Awake prone positioning for COVID-19 patients with acute respiratory failure: unknown appropriate duration
Zeng, G., Wang, L
Intensive Care Med (2024). https://doi.org/10.1007/s00134-024-07637-8
In a recent issue of Intensive Care Medicine, we read with great interest the article by Liu et al. [1] who conducted a trial to explore whether prolonged awake prone positioning (APP) would reduce the rate of intubation at 28 days when compared with a shorter period of APP in non-intubated patients with coronavirus disease 2019 (COVID-19)-related acute hypoxemic respiratory failure (AHRF). They reported that prolonged APP of patients with COVID-19-related AHRF reduces the intubation rate without significant harm. We applaud the authors for their work. However, several factors potentially affecting their results should be discussed.
First, the pathophysiology of COVID-19 pneumonia characteristics will change over time. The protocol of the study suggested that the trial recorded blood biochemical indicators and blood gas analysis of the two groups of patients at day 1, day 3 and day 7. However, this information is not presented in the article, which is not conducive to assess the patient's baseline situation and disease progression, such as inflammation. These are all factors affecting the prognosis of patients. In addition, the characteristics of the two groups of patients were similar, such as comorbidities, glucocorticoids, antiviral drugs and other variables. However, vaccination history, an important variable in reducing severe disease or death in COVID-19 patients, was not considered.

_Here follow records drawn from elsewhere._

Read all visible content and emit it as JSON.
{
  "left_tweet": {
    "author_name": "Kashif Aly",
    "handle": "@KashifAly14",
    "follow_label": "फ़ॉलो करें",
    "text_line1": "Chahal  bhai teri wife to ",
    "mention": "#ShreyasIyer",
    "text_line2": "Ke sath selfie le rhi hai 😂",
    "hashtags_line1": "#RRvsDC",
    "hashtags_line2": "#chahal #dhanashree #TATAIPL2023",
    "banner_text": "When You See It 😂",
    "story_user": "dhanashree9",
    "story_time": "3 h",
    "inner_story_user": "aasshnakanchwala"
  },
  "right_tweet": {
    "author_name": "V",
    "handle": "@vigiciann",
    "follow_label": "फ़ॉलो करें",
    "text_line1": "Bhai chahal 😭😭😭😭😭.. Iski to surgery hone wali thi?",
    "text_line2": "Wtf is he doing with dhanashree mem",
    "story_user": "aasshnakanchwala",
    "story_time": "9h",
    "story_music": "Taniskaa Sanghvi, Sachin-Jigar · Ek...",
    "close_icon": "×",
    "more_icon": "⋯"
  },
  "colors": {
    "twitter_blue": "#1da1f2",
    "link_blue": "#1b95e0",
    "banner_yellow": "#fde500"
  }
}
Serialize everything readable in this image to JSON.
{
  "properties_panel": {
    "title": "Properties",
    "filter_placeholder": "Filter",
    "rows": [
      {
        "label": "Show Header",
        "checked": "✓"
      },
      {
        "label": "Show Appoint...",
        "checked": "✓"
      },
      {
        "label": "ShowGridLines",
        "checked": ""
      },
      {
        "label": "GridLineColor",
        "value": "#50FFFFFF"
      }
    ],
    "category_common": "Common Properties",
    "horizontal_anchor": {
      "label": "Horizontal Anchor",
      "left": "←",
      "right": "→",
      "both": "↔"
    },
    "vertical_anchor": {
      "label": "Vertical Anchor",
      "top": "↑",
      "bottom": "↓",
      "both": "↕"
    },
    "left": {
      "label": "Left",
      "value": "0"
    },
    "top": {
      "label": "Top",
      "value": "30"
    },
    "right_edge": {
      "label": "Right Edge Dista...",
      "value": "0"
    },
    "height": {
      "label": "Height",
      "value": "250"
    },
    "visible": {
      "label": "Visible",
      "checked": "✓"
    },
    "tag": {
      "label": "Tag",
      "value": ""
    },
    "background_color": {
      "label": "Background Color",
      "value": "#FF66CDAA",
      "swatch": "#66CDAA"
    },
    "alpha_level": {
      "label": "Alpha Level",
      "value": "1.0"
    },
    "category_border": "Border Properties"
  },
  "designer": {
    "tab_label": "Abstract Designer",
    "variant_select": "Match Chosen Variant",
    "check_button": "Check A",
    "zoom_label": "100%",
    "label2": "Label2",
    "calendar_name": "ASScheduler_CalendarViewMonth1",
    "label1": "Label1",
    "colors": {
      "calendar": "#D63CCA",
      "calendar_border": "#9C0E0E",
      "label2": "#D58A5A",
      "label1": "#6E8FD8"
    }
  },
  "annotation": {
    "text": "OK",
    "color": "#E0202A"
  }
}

Second, the trial was unblinded. Participants, research teams, and physicians were aware of which group they had been assigned to, and the introduction of bias was inevitable. There are many factors that affect patients’ acceptance of prolonged APP, which may be related to the patient’s cognition, degree of cooperation and severity of the disease. Patients receiving prolonged APP have the lowest risk of intubation. The possibility of confounding is that patients would benefit more from extended APP or that patients who tolerate prolonged APP are less likely to have clinical deterioration themselves.

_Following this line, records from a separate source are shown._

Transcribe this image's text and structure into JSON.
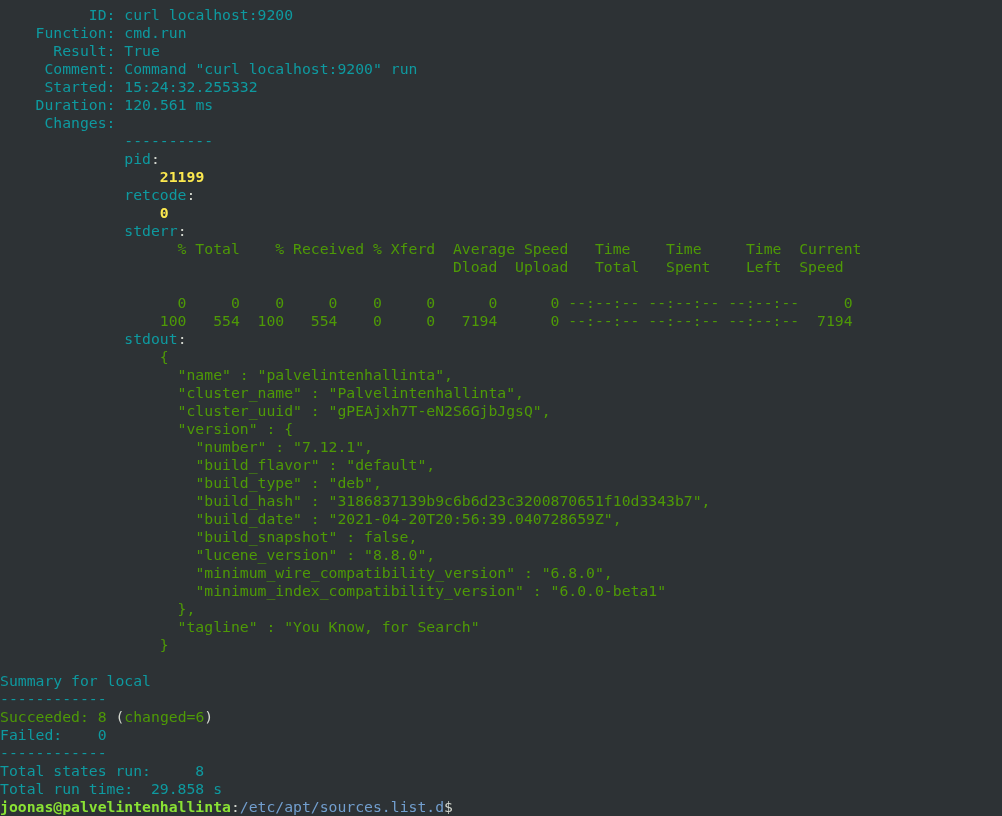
{
  "terminal": {
    "lines": [
      {
        "kind": "text",
        "segments": [
          {
            "kind": "key",
            "text": "          ID:"
          },
          {
            "kind": "value",
            "text": " curl localhost:9200"
          }
        ]
      },
      {
        "kind": "text",
        "segments": [
          {
            "kind": "key",
            "text": "    Function:"
          },
          {
            "kind": "value",
            "text": " cmd.run"
          }
        ]
      },
      {
        "kind": "text",
        "segments": [
          {
            "kind": "key",
            "text": "      Result:"
          },
          {
            "kind": "value",
            "text": " True"
          }
        ]
      },
      {
        "kind": "text",
        "segments": [
          {
            "kind": "key",
            "text": "     Comment:"
          },
          {
            "kind": "value",
            "text": " Command \"curl localhost:9200\" run"
          }
        ]
      },
      {
        "kind": "text",
        "segments": [
          {
            "kind": "key",
            "text": "     Started:"
          },
          {
            "kind": "value",
            "text": " 15:24:32.255332"
          }
        ]
      },
      {
        "kind": "text",
        "segments": [
          {
            "kind": "key",
            "text": "    Duration:"
          },
          {
            "kind": "value",
            "text": " 120.561 ms"
          }
        ]
      },
      {
        "kind": "text",
        "segments": [
          {
            "kind": "key",
            "text": "     Changes:"
          }
        ]
      },
      {
        "kind": "text",
        "segments": [
          {
            "kind": "rule",
            "text": "              ----------"
          }
        ]
      },
      {
        "kind": "text",
        "segments": [
          {
            "kind": "key",
            "text": "              pid"
          },
          {
            "kind": "punct",
            "text": ":"
          }
        ]
      },
      {
        "kind": "text",
        "segments": [
          {
            "kind": "number",
            "text": "                  21199"
          }
        ]
      },
      {
        "kind": "text",
        "segments": [
          {
            "kind": "key",
            "text": "              retcode"
          },
          {
            "kind": "punct",
            "text": ":"
          }
        ]
      },
      {
        "kind": "text",
        "segments": [
          {
            "kind": "number",
            "text": "                  0"
          }
        ]
      },
      {
        "kind": "text",
        "segments": [
          {
            "kind": "key",
            "text": "              stderr"
          },
          {
            "kind": "punct",
            "text": ":"
          }
        ]
      },
      {
        "kind": "text",
        "segments": [
          {
            "kind": "output",
            "text": "                    % Total    % Received % Xferd  Average Speed   Time    Time     Time  Current"
          }
        ]
      },
      {
        "kind": "text",
        "segments": [
          {
            "kind": "output",
            "text": "                                                   Dload  Upload   Total   Spent    Left  Speed"
          }
        ]
      },
      {
        "kind": "blank"
      },
      {
        "kind": "text",
        "segments": [
          {
            "kind": "output",
            "text": "                    0     0    0     0    0     0      0      0 --:--:-- --:--:-- --:--:--     0"
          }
        ]
      },
      {
        "kind": "text",
        "segments": [
          {
            "kind": "output",
            "text": "                  100   554  100   554    0     0   7194      0 --:--:-- --:--:-- --:--:--  7194"
          }
        ]
      },
      {
        "kind": "text",
        "segments": [
          {
            "kind": "key",
            "text": "              stdout"
          },
          {
            "kind": "punct",
            "text": ":"
          }
        ]
      },
      {
        "kind": "text",
        "segments": [
          {
            "kind": "output",
            "text": "                  {"
          }
        ]
      },
      {
        "kind": "text",
        "segments": [
          {
            "kind": "output",
            "text": "                    \"name\" : \"palvelintenhallinta\","
          }
        ]
      },
      {
        "kind": "text",
        "segments": [
          {
            "kind": "output",
            "text": "                    \"cluster_name\" : \"Palvelintenhallinta\","
          }
        ]
      },
      {
        "kind": "text",
        "segments": [
          {
            "kind": "output",
            "text": "                    \"cluster_uuid\" : \"gPEAjxh7T-eN2S6GjbJgsQ\","
          }
        ]
      },
      {
        "kind": "text",
        "segments": [
          {
            "kind": "output",
            "text": "                    \"version\" : {"
          }
        ]
      },
      {
        "kind": "text",
        "segments": [
          {
            "kind": "output",
            "text": "                      \"number\" : \"7.12.1\","
          }
        ]
      },
      {
        "kind": "text",
        "segments": [
          {
            "kind": "output",
            "text": "                      \"build_flavor\" : \"default\","
          }
        ]
      },
      {
        "kind": "text",
        "segments": [
          {
            "kind": "output",
            "text": "                      \"build_type\" : \"deb\","
          }
        ]
      },
      {
        "kind": "text",
        "segments": [
          {
            "kind": "output",
            "text": "                      \"build_hash\" : \"3186837139b9c6b6d23c3200870651f10d3343b7\","
          }
        ]
      },
      {
        "kind": "text",
        "segments": [
          {
            "kind": "output",
            "text": "                      \"build_date\" : \"2021-04-20T20:56:39.040728659Z\","
          }
        ]
      },
      {
        "kind": "text",
        "segments": [
          {
            "kind": "output",
            "text": "                      \"build_snapshot\" : false,"
          }
        ]
      },
      {
        "kind": "text",
        "segments": [
          {
            "kind": "output",
            "text": "                      \"lucene_version\" : \"8.8.0\","
          }
        ]
      },
      {
        "kind": "text",
        "segments": [
          {
            "kind": "output",
            "text": "                      \"minimum_wire_compatibility_version\" : \"6.8.0\","
          }
        ]
      },
      {
        "kind": "text",
        "segments": [
          {
            "kind": "output",
            "text": "                      \"minimum_index_compatibility_version\" : \"6.0.0-beta1\""
          }
        ]
      },
      {
        "kind": "text",
        "segments": [
          {
            "kind": "output",
            "text": "                    },"
          }
        ]
      },
      {
        "kind": "text",
        "segments": [
          {
            "kind": "output",
            "text": "                    \"tagline\" : \"You Know, for Search\""
          }
        ]
      },
      {
        "kind": "text",
        "segments": [
          {
            "kind": "output",
            "text": "                  }"
          }
        ]
      },
      {
        "kind": "blank"
      },
      {
        "kind": "text",
        "segments": [
          {
            "kind": "key",
            "text": "Summary for local"
          }
        ]
      },
      {
        "kind": "text",
        "segments": [
          {
            "kind": "rule",
            "text": "------------"
          }
        ]
      },
      {
        "kind": "text",
        "segments": [
          {
            "kind": "success",
            "text": "Succeeded: 8"
          },
          {
            "kind": "punct",
            "text": " ("
          },
          {
            "kind": "success",
            "text": "changed=6"
          },
          {
            "kind": "punct",
            "text": ")"
          }
        ]
      },
      {
        "kind": "text",
        "segments": [
          {
            "kind": "key",
            "text": "Failed:    0"
          }
        ]
      },
      {
        "kind": "text",
        "segments": [
          {
            "kind": "rule",
            "text": "------------"
          }
        ]
      },
      {
        "kind": "text",
        "segments": [
          {
            "kind": "key",
            "text": "Total states run:     8"
          }
        ]
      },
      {
        "kind": "text",
        "segments": [
          {
            "kind": "key",
            "text": "Total run time:  29.858 s"
          }
        ]
      },
      {
        "kind": "text",
        "segments": [
          {
            "kind": "user",
            "text": "joonas@palvelintenhallinta"
          },
          {
            "kind": "punct",
            "text": ":"
          },
          {
            "kind": "path",
            "text": "/etc/apt/sources.list.d"
          },
          {
            "kind": "punct",
            "text": "$"
          }
        ]
      }
    ]
  }
}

Third, the results of the subgroup analyses of tracheal intubation and death caught our attention. Receiving prolonged APP appeared to reduce intubation rates in patients receiving high few nasal cannula (HFNC) and noninvasive ventilation (NIV) from intensive care units/intermediate care units, but not in patients receiving standard oxygen therapy and from general wards. These findings are consistent with those of a previous meta-analysis [2]. However, it is noteworthy that prolonged APP, although reducing intubation rate in this population, did not reduce mortality. Therefore, whether prolonged APP will lead to delayed intubation and missed the rescue opportunity needs to be vigilant.

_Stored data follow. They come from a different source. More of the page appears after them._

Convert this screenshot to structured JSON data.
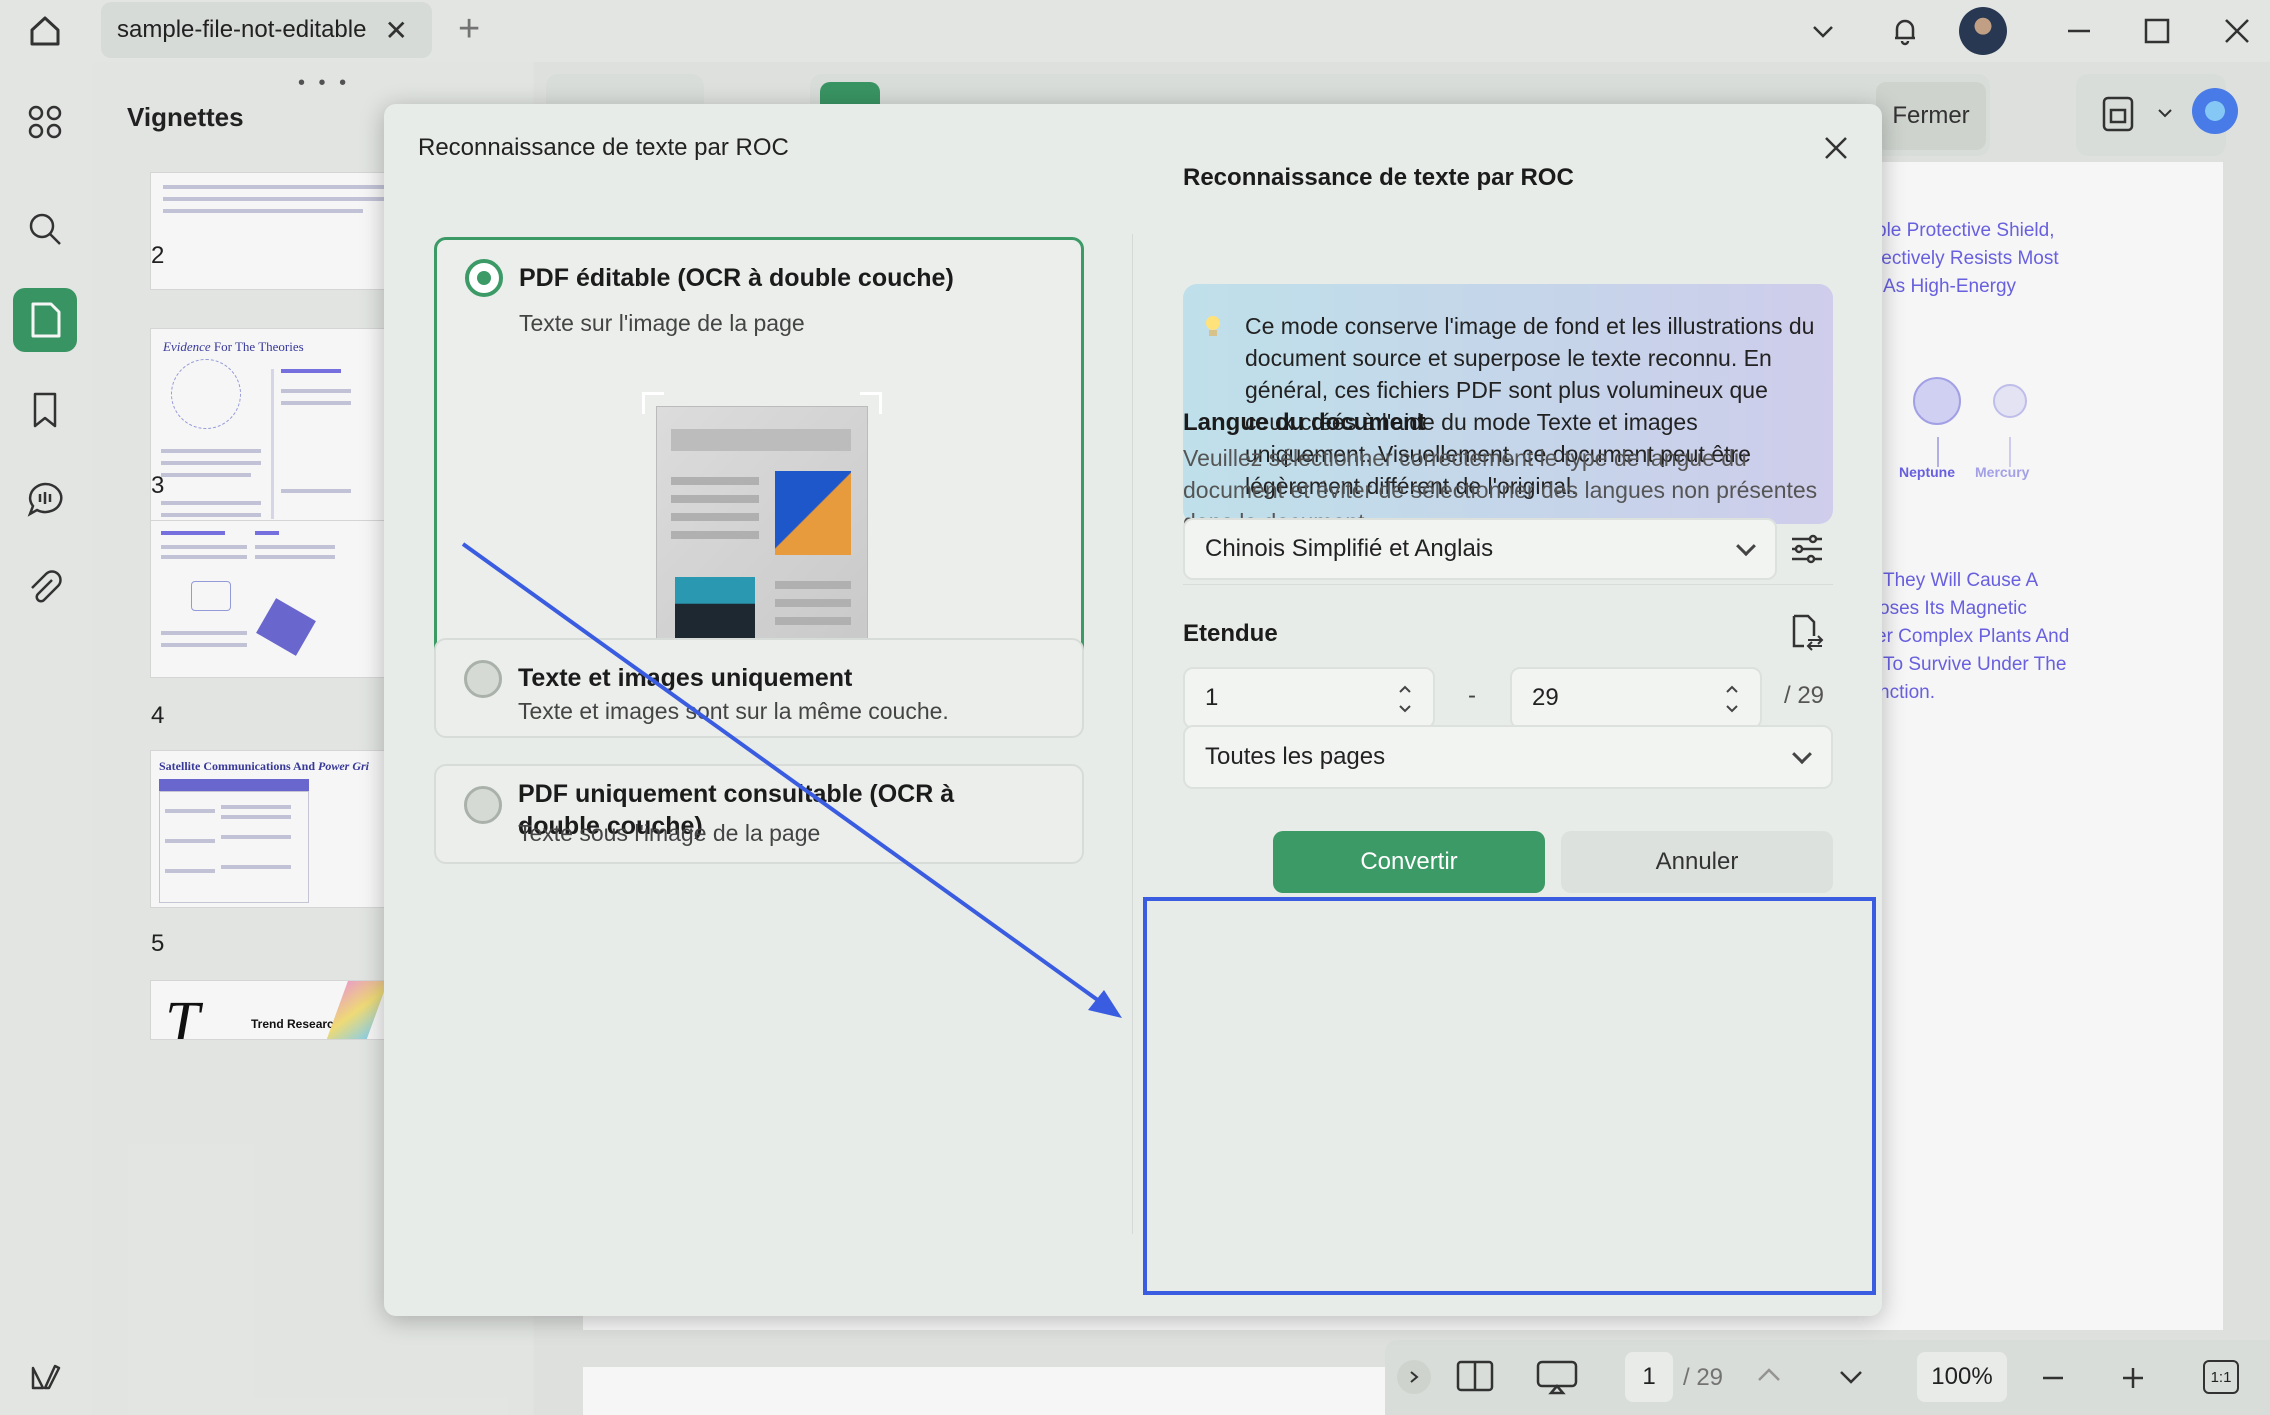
{
  "topbar": {
    "tab_title": "sample-file-not-editable",
    "close_tab": "✕",
    "new_tab": "+"
  },
  "thumbnails": {
    "title": "Vignettes",
    "pages": [
      {
        "num": "2"
      },
      {
        "num": "3",
        "heading_italic": "Evidence",
        "heading": " For The Theories"
      },
      {
        "num": "4"
      },
      {
        "num": "5",
        "heading": "Satellite Communications And ",
        "heading_italic": "Power Gri"
      }
    ],
    "last_heading": "Trend Research"
  },
  "toolbar": {
    "close_label": "Fermer"
  },
  "document_background": {
    "lines_top": [
      "ble Protective Shield,",
      "fectively Resists Most",
      "As High-Energy"
    ],
    "planets": [
      "Neptune",
      "Mercury"
    ],
    "lines_bottom": [
      "They Will Cause A",
      "oses Its Magnetic",
      "er Complex Plants And",
      "To Survive Under The",
      "nction."
    ]
  },
  "bottombar": {
    "page_current": "1",
    "page_total": "/ 29",
    "zoom": "100%",
    "fit_label": "1:1"
  },
  "modal": {
    "title": "Reconnaissance de texte par ROC",
    "options": [
      {
        "title": "PDF éditable (OCR à double couche)",
        "subtitle": "Texte sur l'image de la page",
        "selected": true
      },
      {
        "title": "Texte et images uniquement",
        "subtitle": "Texte et images sont sur la même couche.",
        "selected": false
      },
      {
        "title": "PDF uniquement consultable (OCR à double couche)",
        "subtitle": "Texte sous l'image de la page",
        "selected": false
      }
    ],
    "right": {
      "heading": "Reconnaissance de texte par ROC",
      "info": "Ce mode conserve l'image de fond et les illustrations du document source et superpose le texte reconnu. En général, ces fichiers PDF sont plus volumineux que ceux créés à l'aide du mode Texte et images uniquement. Visuellement, ce document peut être légèrement différent de l'original.",
      "language_heading": "Langue du document",
      "language_desc": "Veuillez sélectionner correctement le type de langue du document et éviter de sélectionner des langues non présentes dans le document.",
      "language_value": "Chinois Simplifié et Anglais",
      "range_heading": "Etendue",
      "range_from": "1",
      "range_dash": "-",
      "range_to": "29",
      "range_total": "/ 29",
      "range_mode": "Toutes les pages",
      "convert": "Convertir",
      "cancel": "Annuler"
    }
  },
  "colors": {
    "accent": "#3b9a66",
    "annotation": "#3a5ce0"
  }
}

AHRF is complex, can be caused by different etiologies, has significant heterogeneity, and is a dynamic process. The optimal duration of the APP largely depends on the individual response to ventilation-perfusion regulation and disease progression. Therefore, continuous evaluation and adjustment during APP is essential to ensure its continued suitability for the patient’s evolving condition. Future directions should consider a combination of the patient’s phenotype and the patient’s disease progression to preserve opportunities for personalized treatment, such as APP for an appropriate duration.